In a Familiar Talk, some pages back, I have alluded to the "Woman with a Way," who will not use oil in salad dressing. A story which stuck to an eminent magazine publisher to the end of his busy career was of a new cook whose salads won the unqualified approval of her master, who was a gourmand in a gentlemanly way. She had been serving perfect mayonnaises and well-adjusted French dressings for a fortnight, when one of the children fell ill and the doctor prescribed a dose of castor oil. The mother recollected distinctly the purchase of a bottle not long before, but it could not be found. Bridget heard the inquiry going the rounds and came to the front.

"Castor ile - is it ye are wanting? And it is mesilf that was thinking this morning, as I had a right to spake to yez, mem, to order more. I put the lasht dhrop inter the castor yisterday. Salad every day uses a dale of ile."

Bridget knows better now, and her mistress's taste is so far cultivated by much use of salad oil that she insists upon having it "pure."

An airy waitress, in the second day of her trial week in my household, complimented me patronizingly upon the judgment which led me to select "the best brand."

"There's no better oil on the market to my way of thinking than the Borducks!" holding a bottle up to let the light fall through the slow liquid amber of "Huile de Bordeaux."

The oil of Bordeaux is good, when not doctored upon this side of the water.

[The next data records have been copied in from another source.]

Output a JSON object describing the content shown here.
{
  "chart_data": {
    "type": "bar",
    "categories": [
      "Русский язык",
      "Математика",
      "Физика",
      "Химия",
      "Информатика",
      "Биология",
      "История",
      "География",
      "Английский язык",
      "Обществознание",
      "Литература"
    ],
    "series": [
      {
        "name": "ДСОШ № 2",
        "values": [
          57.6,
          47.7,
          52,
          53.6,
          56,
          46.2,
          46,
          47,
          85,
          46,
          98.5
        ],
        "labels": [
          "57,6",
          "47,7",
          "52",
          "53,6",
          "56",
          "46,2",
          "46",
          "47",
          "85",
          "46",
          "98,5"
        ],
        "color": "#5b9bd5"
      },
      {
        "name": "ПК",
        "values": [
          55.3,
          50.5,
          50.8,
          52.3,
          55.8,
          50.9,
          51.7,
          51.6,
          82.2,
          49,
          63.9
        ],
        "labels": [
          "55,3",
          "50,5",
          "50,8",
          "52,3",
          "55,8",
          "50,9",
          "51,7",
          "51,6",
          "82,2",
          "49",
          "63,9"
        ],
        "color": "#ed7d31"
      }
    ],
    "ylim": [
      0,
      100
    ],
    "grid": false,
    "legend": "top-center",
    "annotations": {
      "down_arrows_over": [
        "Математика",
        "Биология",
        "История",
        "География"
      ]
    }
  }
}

There are olive groves in other foreign lands that send thousands of gallons of pure oil to America to be mixed with cheaper oils, returned to the bottles bearing foreign labels, and palmed off upon the most credulous public upon the globe as the yield of the royal olive.

Pure salad oil, when it has any perceptible odor, should have a faint "nutty" perfume; it should taste like the ripe olives from which it was expressed; in color it should be palest, tenderest green; it should blend readily and harmoniously with condiments and with the body of the salad.

French Dressing

Rub the inside of a bowl with a clove of garlic. Measure into a bowl six tablespoonfuls of oil, two of vinegar, two saltspoonfuls of salt, and one of pepper. Mix thoroughly before pouring over the salad.

Mayonnaise Dressing

Into a chilled soup plate drop the yolk of an egg drained free of all the white, squeeze upon it a teaspoonful of lemon juice and stir in with a silver fork until well mixed. Now add gradually a few drops of salad oil, stirring steadily. As the dressing thickens, add the oil more freely until you have used half a pint. Season with a dash of paprika, a half teaspoonful of salt, a salt-spoonful of mustard, and a generous tablespoonful of vinegar.

In making your chicken salad allow a cupful of celery cut into bits to every two cups of the chicken dice, and make a cupful of mayonnaise for five cupfuls of the salad.

Cream Dressing

Beat three eggs, yolks and whites together, until they are very light; add one teaspoonful of salt, a pinch of red pepper, half a saltspoonful of mustard mixed with a little water, and, lastly, three or four tablespoonfuls of rich, sweet cream.